Clashes between anti-government protesters and supporters of the prime minister left five dead and more than 180 injured.
Sri Lankan Prime Minister Mahinda Rajapaksa resigned on Monday, May 9, shortly after clashes between his supporters and anti-government protesters left five dead, including a deputy, and more than 180 injured, the deadliest day in three weeks.
For several weeks the country has been mired in demonstrations denouncing the government’s inability to address food, fuel and medicine shortages, the most serious economic crisis it has known since its independence in 1948. Mahinda Rajapaksa, 76, sent his letter of resignation to his younger brother and President Gotabaya Rajapaksa. His departure automatically leads to the dissolution of the Cabinet. “I resign with immediate effect so that you can appoint a multi-party government to lead the country out of the current economic crisisThe Prime Minister said in his letter.
‘We got hit’
And the situation did not appear to subside on Monday evening, especially around his official residence in Colombo, which is besieged by thousands of anti-government protesters. An AFP journalist reported that shots were fired from the house after protesters smashed the entrance gate and set a truck parked there on fire. Police claimed that they fired in the air to repel the attackers from the compound, where Mahinda Rajapaksa is holed up with his supporters. She also fired tear gas grenades at the protesters, bent on revenge after they were attacked earlier in the day by government supporters.
Monday was the bloodiest day since the suppression of an anti-government demonstration on April 19 in the center of the country (one dead, 24 wounded). Police said ruling party MP Amarakeerthi Athukorala killed himself in Nittambuwa, about 50 kilometers north of the capital, after he opened fire on two anti-government protesters who were blocking his car. Police added without further details that one of the two victims, a 27-year-old, died of his injuries, and the deputy’s bodyguard was found dead.
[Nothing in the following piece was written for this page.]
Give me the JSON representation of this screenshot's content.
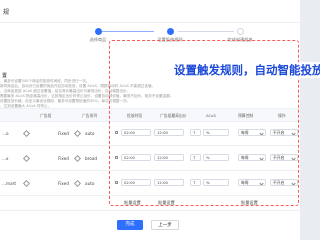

The police said that two other people were killed in the town of Wirakitia (south), where a member of the ruling party opened fire on the demonstrators. Armed with sticks and batons, thousands of supporters of the Rajapaksa brothers attacked unarmed protesters who had been camping outside the president’s office since April 9 to demand his departure on Monday on the waterfront in the capital Colombo. AFP journalists note. “We were beaten, the media was beaten, the women and children were beaten‘,” an eyewitness told AFP, on condition of anonymity.
Violence will not solve current problems.
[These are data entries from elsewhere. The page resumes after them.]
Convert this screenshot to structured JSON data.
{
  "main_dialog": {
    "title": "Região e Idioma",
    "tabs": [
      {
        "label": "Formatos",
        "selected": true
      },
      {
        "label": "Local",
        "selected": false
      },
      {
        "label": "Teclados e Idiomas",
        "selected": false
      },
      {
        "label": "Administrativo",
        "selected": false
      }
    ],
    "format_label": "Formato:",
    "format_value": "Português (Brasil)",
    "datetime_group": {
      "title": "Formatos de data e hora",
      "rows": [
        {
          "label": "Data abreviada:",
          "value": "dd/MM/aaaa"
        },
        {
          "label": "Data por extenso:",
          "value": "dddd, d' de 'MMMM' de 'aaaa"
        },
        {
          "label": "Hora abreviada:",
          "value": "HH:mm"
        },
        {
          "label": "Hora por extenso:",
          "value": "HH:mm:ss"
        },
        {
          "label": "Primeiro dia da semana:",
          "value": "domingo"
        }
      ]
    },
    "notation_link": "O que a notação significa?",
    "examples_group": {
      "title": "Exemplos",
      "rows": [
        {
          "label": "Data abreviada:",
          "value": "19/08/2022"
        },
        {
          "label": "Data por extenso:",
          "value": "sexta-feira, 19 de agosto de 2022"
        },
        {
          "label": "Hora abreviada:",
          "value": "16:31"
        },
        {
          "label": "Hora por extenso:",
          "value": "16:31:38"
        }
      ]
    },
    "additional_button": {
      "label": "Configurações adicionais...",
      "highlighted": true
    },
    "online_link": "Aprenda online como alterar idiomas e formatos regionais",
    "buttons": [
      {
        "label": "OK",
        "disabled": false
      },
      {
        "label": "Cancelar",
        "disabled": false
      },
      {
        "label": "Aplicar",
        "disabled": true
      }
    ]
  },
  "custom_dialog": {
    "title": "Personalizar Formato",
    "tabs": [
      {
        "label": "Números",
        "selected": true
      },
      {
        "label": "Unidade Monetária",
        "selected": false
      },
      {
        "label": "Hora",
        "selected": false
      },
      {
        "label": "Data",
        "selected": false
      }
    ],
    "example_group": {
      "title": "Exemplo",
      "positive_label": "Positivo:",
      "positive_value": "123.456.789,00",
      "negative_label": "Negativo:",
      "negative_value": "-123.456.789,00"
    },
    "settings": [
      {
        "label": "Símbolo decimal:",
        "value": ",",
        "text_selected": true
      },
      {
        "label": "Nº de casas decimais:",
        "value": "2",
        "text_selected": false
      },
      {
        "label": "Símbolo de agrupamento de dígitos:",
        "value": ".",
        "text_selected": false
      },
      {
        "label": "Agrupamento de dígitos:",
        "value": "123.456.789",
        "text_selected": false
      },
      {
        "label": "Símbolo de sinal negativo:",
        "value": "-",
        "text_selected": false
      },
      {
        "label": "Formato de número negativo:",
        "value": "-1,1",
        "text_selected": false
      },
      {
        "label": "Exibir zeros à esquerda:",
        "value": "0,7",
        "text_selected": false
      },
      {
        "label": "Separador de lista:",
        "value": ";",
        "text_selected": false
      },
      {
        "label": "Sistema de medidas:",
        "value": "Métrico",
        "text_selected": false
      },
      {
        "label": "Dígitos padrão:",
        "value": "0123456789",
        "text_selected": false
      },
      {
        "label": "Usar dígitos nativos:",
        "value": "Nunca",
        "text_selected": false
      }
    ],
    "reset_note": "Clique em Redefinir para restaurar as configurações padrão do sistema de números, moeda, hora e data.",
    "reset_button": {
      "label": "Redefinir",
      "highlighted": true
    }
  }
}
Police also fired tear gas and used water cannons to disperse the protesters, before declaring an immediate indefinite curfew across the island of 22 million people. A spokesman for the city’s National Hospital told AFP that a total of 181 people had been taken to hospital. Authorities said eight other people were injured elsewhere. In the south of the island, angry mobs also attacked and completely destroyed the controversial Rajapaksa Museum in the family’s ancestral village.
“Violence will not solve current problems“President Rajapaksa tweeted, deploring”resolutely violent acts“.”We condemn the violence perpetrated against peaceful protesters today and call on the government to conduct a thorough investigation, including the arrest and prosecution of all those who incited the violence.She also confirmed on Twitter Julie Chung, the US ambassador, calling for calm.
President Rajapaksa, on Friday, declared a state of emergency for the second time in five weeks, granting sweeping powers to the security forces, including allowing them to arrest suspects and detain them for long periods without judicial oversight. It also authorizes the deployment of soldiers to maintain order, in support of the police. This unprecedented economic crisis started after the COVID-19 pandemic, which deprived the country of foreign currency from the tourism sector. The government then banned many imports, causing shortages, accelerating inflation, and increasingly prolonged power outages, sparking anger against the authorities.